My dear brothers and sisters in the Lord,
In collaboration with Bishop William Murphy of the Diocese of Rockville Centre, I offer his analysis and my insight into the current global economic crisis which affects us all.
Several weeks ago, the G20 group of heads of governments met in Cannes, France, to address some of the pressing economic and financial issues that have affected the lives of us all since 2008. The meeting did not provide any significant breakthroughs and was dominated by the understandable preoccupation of European leaders with the fate of Greece, and now Italy, and its effect on the Euro. A week before the G20 meeting, the Pontifical Council for Justice and Peace, the Vatican office where Bishop Murphy worked for many years, issued a 14-page “Note,” titled “Towards Reforming the International Financial and Monetary Systems in the Context of Global Public Authority.”
The Pontifical Council wished to make a contribution to the current international debate taking place at several levels. The note seeks to make a contribution to reflect on the many faceted issues in the economic and financial worlds that have left no part of the world untouched. The Council offers this out of a sense of responsibility for the good of present and future generations. It is not intended nor is it in any sense an exercise of the teaching office of the Church. Rather the “Note” seeks to analyze the current situation with its many challenges and increasing dangers and apply to these complex realities some elements of Catholic social teaching.
The analysis they offer seemed to Bishop Murphy to be accurate in its recounting of the elements that have led to the present global financial and economic crisis. While experts hold various positions, it is clear that in the 1990s money and credit increased much more rapidly than productivity and thus the return on investment became at the very least precarious. Excessive liquidity and new types of speculation created new crises of solvency and of trust. Going back to the ’70s and ’80s with the increased price in oil reveals that the developing countries had already been hard hit and were already in worse position than before. The speculative bubble in housing and the recent financial crisis became the final catalysts that led to the current situation which reached a head first in the United States, the largest single economy, and then necessarily and inevitably across the whole global financial and economic world.

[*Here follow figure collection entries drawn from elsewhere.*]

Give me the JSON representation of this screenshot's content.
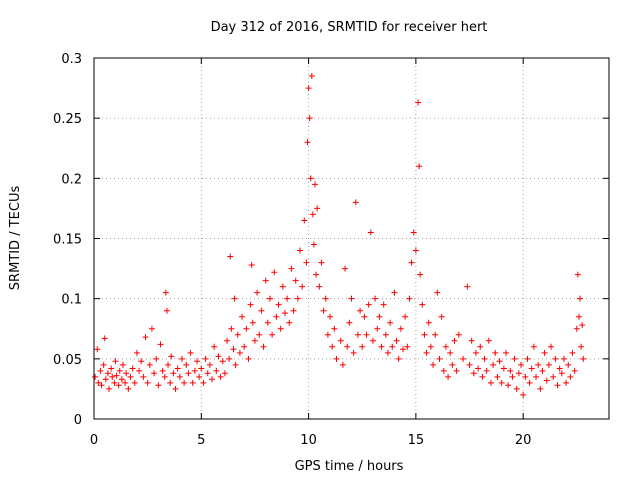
{
  "chart_data": {
    "type": "scatter",
    "title": "Day 312 of 2016, SRMTID for receiver hert",
    "xlabel": "GPS time / hours",
    "ylabel": "SRMTID / TECUs",
    "xlim": [
      0,
      24
    ],
    "ylim": [
      0,
      0.3
    ],
    "xticks": [
      0,
      5,
      10,
      15,
      20
    ],
    "xtick_labels": [
      "0",
      "5",
      "10",
      "15",
      "20"
    ],
    "yticks": [
      0,
      0.05,
      0.1,
      0.15,
      0.2,
      0.25,
      0.3
    ],
    "ytick_labels": [
      "0",
      "0.05",
      "0.1",
      "0.15",
      "0.2",
      "0.25",
      "0.3"
    ],
    "grid": true,
    "marker": "+",
    "color": "#ff0000",
    "series": [
      {
        "name": "SRMTID",
        "points": [
          [
            0.05,
            0.035
          ],
          [
            0.15,
            0.058
          ],
          [
            0.2,
            0.03
          ],
          [
            0.3,
            0.04
          ],
          [
            0.35,
            0.028
          ],
          [
            0.45,
            0.045
          ],
          [
            0.5,
            0.067
          ],
          [
            0.55,
            0.033
          ],
          [
            0.65,
            0.038
          ],
          [
            0.7,
            0.025
          ],
          [
            0.8,
            0.042
          ],
          [
            0.85,
            0.035
          ],
          [
            0.95,
            0.03
          ],
          [
            1.0,
            0.048
          ],
          [
            1.05,
            0.036
          ],
          [
            1.15,
            0.028
          ],
          [
            1.2,
            0.04
          ],
          [
            1.3,
            0.033
          ],
          [
            1.35,
            0.045
          ],
          [
            1.45,
            0.03
          ],
          [
            1.5,
            0.038
          ],
          [
            1.6,
            0.025
          ],
          [
            1.7,
            0.035
          ],
          [
            1.8,
            0.042
          ],
          [
            1.9,
            0.03
          ],
          [
            2.0,
            0.055
          ],
          [
            2.1,
            0.04
          ],
          [
            2.2,
            0.048
          ],
          [
            2.3,
            0.035
          ],
          [
            2.4,
            0.068
          ],
          [
            2.5,
            0.03
          ],
          [
            2.6,
            0.045
          ],
          [
            2.7,
            0.075
          ],
          [
            2.8,
            0.038
          ],
          [
            2.9,
            0.05
          ],
          [
            3.0,
            0.028
          ],
          [
            3.1,
            0.062
          ],
          [
            3.2,
            0.04
          ],
          [
            3.3,
            0.035
          ],
          [
            3.35,
            0.105
          ],
          [
            3.4,
            0.09
          ],
          [
            3.45,
            0.045
          ],
          [
            3.55,
            0.03
          ],
          [
            3.6,
            0.052
          ],
          [
            3.7,
            0.038
          ],
          [
            3.8,
            0.025
          ],
          [
            3.9,
            0.042
          ],
          [
            4.0,
            0.035
          ],
          [
            4.1,
            0.05
          ],
          [
            4.2,
            0.03
          ],
          [
            4.3,
            0.045
          ],
          [
            4.4,
            0.038
          ],
          [
            4.5,
            0.055
          ],
          [
            4.6,
            0.03
          ],
          [
            4.7,
            0.04
          ],
          [
            4.8,
            0.048
          ],
          [
            4.9,
            0.035
          ],
          [
            5.0,
            0.042
          ],
          [
            5.1,
            0.03
          ],
          [
            5.2,
            0.05
          ],
          [
            5.3,
            0.038
          ],
          [
            5.4,
            0.045
          ],
          [
            5.5,
            0.033
          ],
          [
            5.6,
            0.06
          ],
          [
            5.7,
            0.04
          ],
          [
            5.8,
            0.052
          ],
          [
            5.9,
            0.035
          ],
          [
            6.0,
            0.048
          ],
          [
            6.1,
            0.038
          ],
          [
            6.2,
            0.065
          ],
          [
            6.3,
            0.05
          ],
          [
            6.35,
            0.135
          ],
          [
            6.4,
            0.075
          ],
          [
            6.5,
            0.058
          ],
          [
            6.55,
            0.1
          ],
          [
            6.6,
            0.045
          ],
          [
            6.7,
            0.07
          ],
          [
            6.8,
            0.055
          ],
          [
            6.9,
            0.085
          ],
          [
            7.0,
            0.06
          ],
          [
            7.1,
            0.075
          ],
          [
            7.2,
            0.05
          ],
          [
            7.3,
            0.095
          ],
          [
            7.35,
            0.128
          ],
          [
            7.4,
            0.08
          ],
          [
            7.5,
            0.065
          ],
          [
            7.6,
            0.105
          ],
          [
            7.7,
            0.07
          ],
          [
            7.8,
            0.09
          ],
          [
            7.9,
            0.06
          ],
          [
            8.0,
            0.115
          ],
          [
            8.1,
            0.08
          ],
          [
            8.2,
            0.1
          ],
          [
            8.3,
            0.07
          ],
          [
            8.4,
            0.122
          ],
          [
            8.5,
            0.085
          ],
          [
            8.6,
            0.095
          ],
          [
            8.7,
            0.075
          ],
          [
            8.8,
            0.11
          ],
          [
            8.9,
            0.088
          ],
          [
            9.0,
            0.1
          ],
          [
            9.1,
            0.08
          ],
          [
            9.2,
            0.125
          ],
          [
            9.3,
            0.09
          ],
          [
            9.4,
            0.115
          ],
          [
            9.5,
            0.1
          ],
          [
            9.6,
            0.14
          ],
          [
            9.7,
            0.11
          ],
          [
            9.8,
            0.165
          ],
          [
            9.9,
            0.13
          ],
          [
            9.95,
            0.23
          ],
          [
            10.0,
            0.275
          ],
          [
            10.05,
            0.25
          ],
          [
            10.1,
            0.2
          ],
          [
            10.15,
            0.285
          ],
          [
            10.2,
            0.17
          ],
          [
            10.25,
            0.145
          ],
          [
            10.3,
            0.195
          ],
          [
            10.35,
            0.12
          ],
          [
            10.4,
            0.175
          ],
          [
            10.5,
            0.11
          ],
          [
            10.6,
            0.13
          ],
          [
            10.7,
            0.09
          ],
          [
            10.8,
            0.1
          ],
          [
            10.9,
            0.07
          ],
          [
            11.0,
            0.085
          ],
          [
            11.1,
            0.06
          ],
          [
            11.2,
            0.075
          ],
          [
            11.3,
            0.05
          ],
          [
            11.5,
            0.065
          ],
          [
            11.6,
            0.045
          ],
          [
            11.7,
            0.125
          ],
          [
            11.8,
            0.06
          ],
          [
            11.9,
            0.08
          ],
          [
            12.0,
            0.1
          ],
          [
            12.1,
            0.055
          ],
          [
            12.2,
            0.18
          ],
          [
            12.3,
            0.07
          ],
          [
            12.4,
            0.09
          ],
          [
            12.5,
            0.06
          ],
          [
            12.6,
            0.085
          ],
          [
            12.7,
            0.07
          ],
          [
            12.8,
            0.095
          ],
          [
            12.9,
            0.155
          ],
          [
            13.0,
            0.065
          ],
          [
            13.1,
            0.1
          ],
          [
            13.2,
            0.075
          ],
          [
            13.3,
            0.085
          ],
          [
            13.4,
            0.06
          ],
          [
            13.5,
            0.095
          ],
          [
            13.6,
            0.07
          ],
          [
            13.7,
            0.055
          ],
          [
            13.8,
            0.08
          ],
          [
            13.9,
            0.06
          ],
          [
            14.0,
            0.105
          ],
          [
            14.1,
            0.065
          ],
          [
            14.2,
            0.05
          ],
          [
            14.3,
            0.075
          ],
          [
            14.4,
            0.058
          ],
          [
            14.5,
            0.085
          ],
          [
            14.6,
            0.06
          ],
          [
            14.7,
            0.1
          ],
          [
            14.8,
            0.13
          ],
          [
            14.9,
            0.155
          ],
          [
            15.0,
            0.14
          ],
          [
            15.1,
            0.263
          ],
          [
            15.15,
            0.21
          ],
          [
            15.2,
            0.12
          ],
          [
            15.3,
            0.095
          ],
          [
            15.4,
            0.07
          ],
          [
            15.5,
            0.055
          ],
          [
            15.6,
            0.08
          ],
          [
            15.7,
            0.06
          ],
          [
            15.8,
            0.045
          ],
          [
            15.9,
            0.07
          ],
          [
            16.0,
            0.105
          ],
          [
            16.1,
            0.05
          ],
          [
            16.2,
            0.085
          ],
          [
            16.3,
            0.04
          ],
          [
            16.4,
            0.06
          ],
          [
            16.5,
            0.035
          ],
          [
            16.6,
            0.055
          ],
          [
            16.7,
            0.045
          ],
          [
            16.8,
            0.065
          ],
          [
            16.9,
            0.04
          ],
          [
            17.0,
            0.07
          ],
          [
            17.2,
            0.05
          ],
          [
            17.4,
            0.11
          ],
          [
            17.5,
            0.045
          ],
          [
            17.6,
            0.065
          ],
          [
            17.7,
            0.038
          ],
          [
            17.8,
            0.055
          ],
          [
            17.9,
            0.042
          ],
          [
            18.0,
            0.06
          ],
          [
            18.1,
            0.035
          ],
          [
            18.2,
            0.05
          ],
          [
            18.3,
            0.04
          ],
          [
            18.4,
            0.065
          ],
          [
            18.5,
            0.03
          ],
          [
            18.6,
            0.045
          ],
          [
            18.7,
            0.055
          ],
          [
            18.8,
            0.035
          ],
          [
            18.9,
            0.048
          ],
          [
            19.0,
            0.03
          ],
          [
            19.1,
            0.042
          ],
          [
            19.2,
            0.055
          ],
          [
            19.3,
            0.028
          ],
          [
            19.4,
            0.04
          ],
          [
            19.5,
            0.035
          ],
          [
            19.6,
            0.05
          ],
          [
            19.7,
            0.025
          ],
          [
            19.8,
            0.038
          ],
          [
            19.9,
            0.045
          ],
          [
            20.0,
            0.02
          ],
          [
            20.1,
            0.035
          ],
          [
            20.2,
            0.05
          ],
          [
            20.3,
            0.03
          ],
          [
            20.4,
            0.042
          ],
          [
            20.5,
            0.06
          ],
          [
            20.6,
            0.035
          ],
          [
            20.7,
            0.045
          ],
          [
            20.8,
            0.025
          ],
          [
            20.9,
            0.04
          ],
          [
            21.0,
            0.055
          ],
          [
            21.1,
            0.032
          ],
          [
            21.2,
            0.045
          ],
          [
            21.3,
            0.06
          ],
          [
            21.4,
            0.035
          ],
          [
            21.5,
            0.05
          ],
          [
            21.6,
            0.028
          ],
          [
            21.7,
            0.042
          ],
          [
            21.8,
            0.038
          ],
          [
            21.9,
            0.05
          ],
          [
            22.0,
            0.03
          ],
          [
            22.1,
            0.045
          ],
          [
            22.2,
            0.035
          ],
          [
            22.3,
            0.055
          ],
          [
            22.4,
            0.04
          ],
          [
            22.5,
            0.075
          ],
          [
            22.55,
            0.12
          ],
          [
            22.6,
            0.085
          ],
          [
            22.65,
            0.1
          ],
          [
            22.7,
            0.06
          ],
          [
            22.75,
            0.078
          ],
          [
            22.8,
            0.05
          ]
        ]
      }
    ]
  }
}
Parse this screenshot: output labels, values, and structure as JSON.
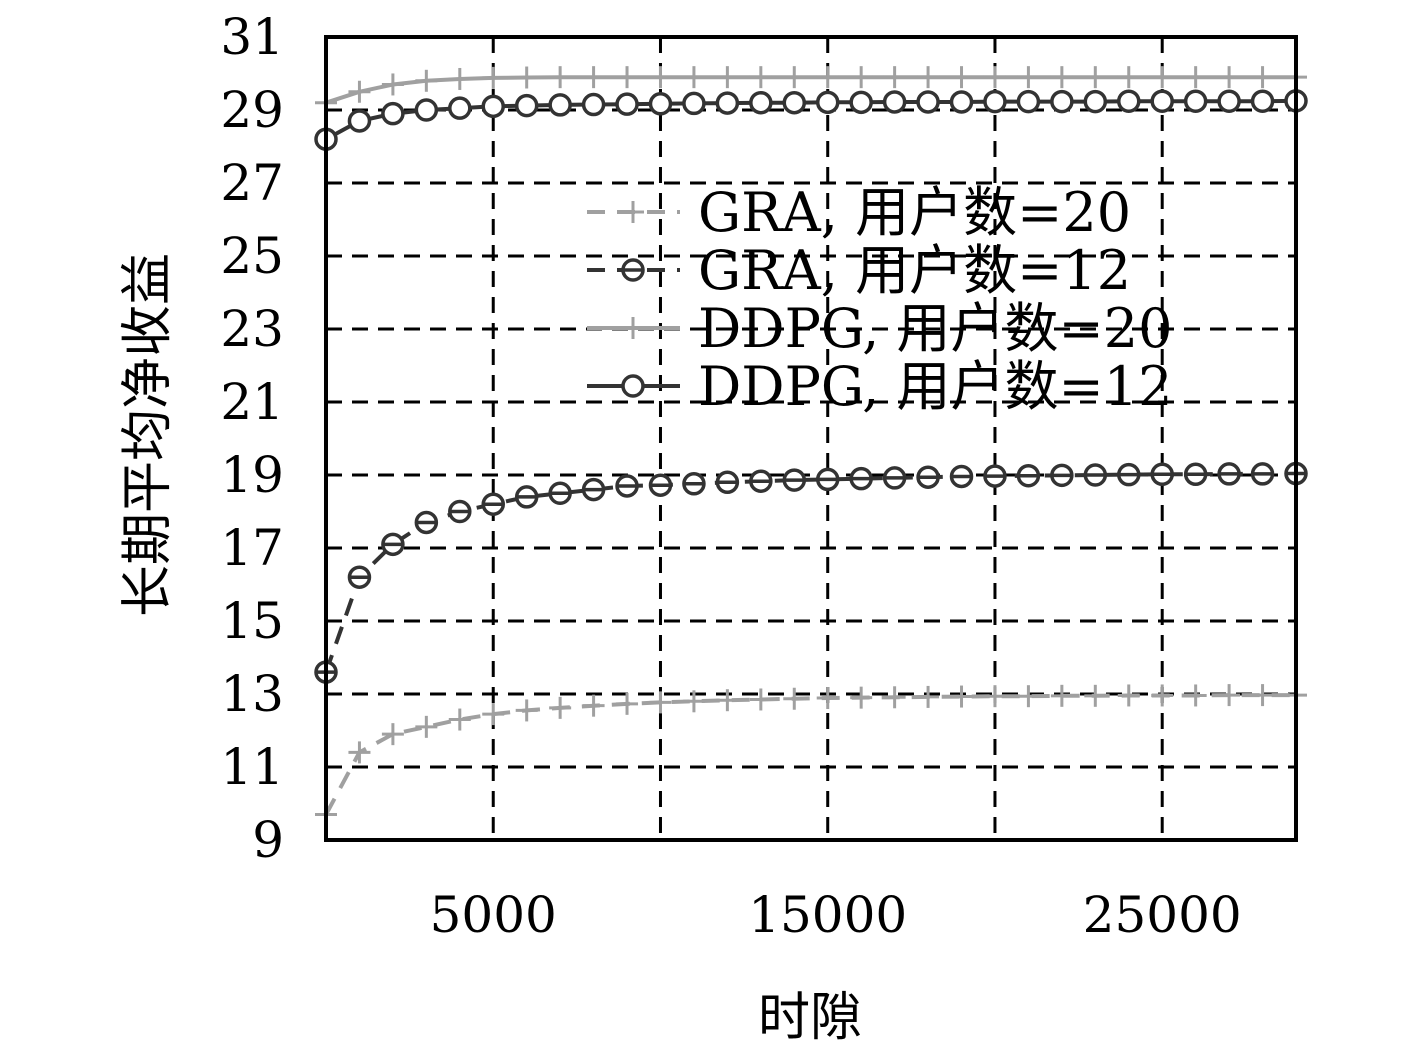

The “Note” faults two major weaknesses: a liberal economy without rules and controls and a utilitarian ideology which maintains that personal and corporative profit motivation will ultimately lead to the benefit of all. If these are not addressed, then there is little hope for corrections that will guarantee the avoidance of this kind of crisis in the future.
The central point of the proposal of this “Note” is the creation of a public authority on an international or global level that would correspond to the ethic of solidarity which Pope Benedict XVI proposed in his encyclical, Caritas in Veritate. The authors point to Blessed John XXIII’s encyclical, Pacem in Terris, as a precedent for their proposal. The purpose is rather vaguely expressed as “service to the common good, endowed with adequate and effective structures that would be reflective of the high importance of its mission and the great hopes that it would engender.”
The “Note” admits that this would be a delicate and difficult task to accomplish, that it would demand many preliminary steps of consultation and collaboration and, as an expression of the will of “the community of nations,” it might best not be a permanent structure but would respect the diversity of the nations of the world on the cultural level, as well as regards their material resources and their respective conditions, historical, geographical and economic.
Finally, in light of all these factors, they envisage this public authority as acting according the principle of subsidiarity, offering a “support” (subsidium) to all political, financial, economic, private and public actors who are the stakeholders in today’s globalized economy.
I thank Bishop Murphy for his analysis of this “Note,” which was published only in Italian. It makes an important contribution to the application of Catholic Social Teaching to current social problems. Some have criticized the Council’s meddling in affairs beyond its competency calling the suggestions of a public institution with universal financial competence as utopian. Some even see the document as support for the worldwide “Occupy Wall Street” movement. The Church, however, has been called by several popes, “an expert in humanity,” not having universal expertise in every human affair, but understanding human nature down through the centuries. Capitalism seems to give the Church the necessary freedom to accomplish its mission, but the Church exists in a variety of economic systems which the Church tries to conform to the Gospel, especially in regards to the care of the poor and disadvantaged.
On this Thanksgiving weekend, we as Americans have much to be thankful for, but always we must try to improve our society. Its moral and economic aspects can always be better.
The Pontifical Council for Justice and Peace has put out into the deep in attempting to apply Catholic Social Teaching to our contemporary problems. Any wisdom in the present economic crisis is welcomed and may prove beneficial.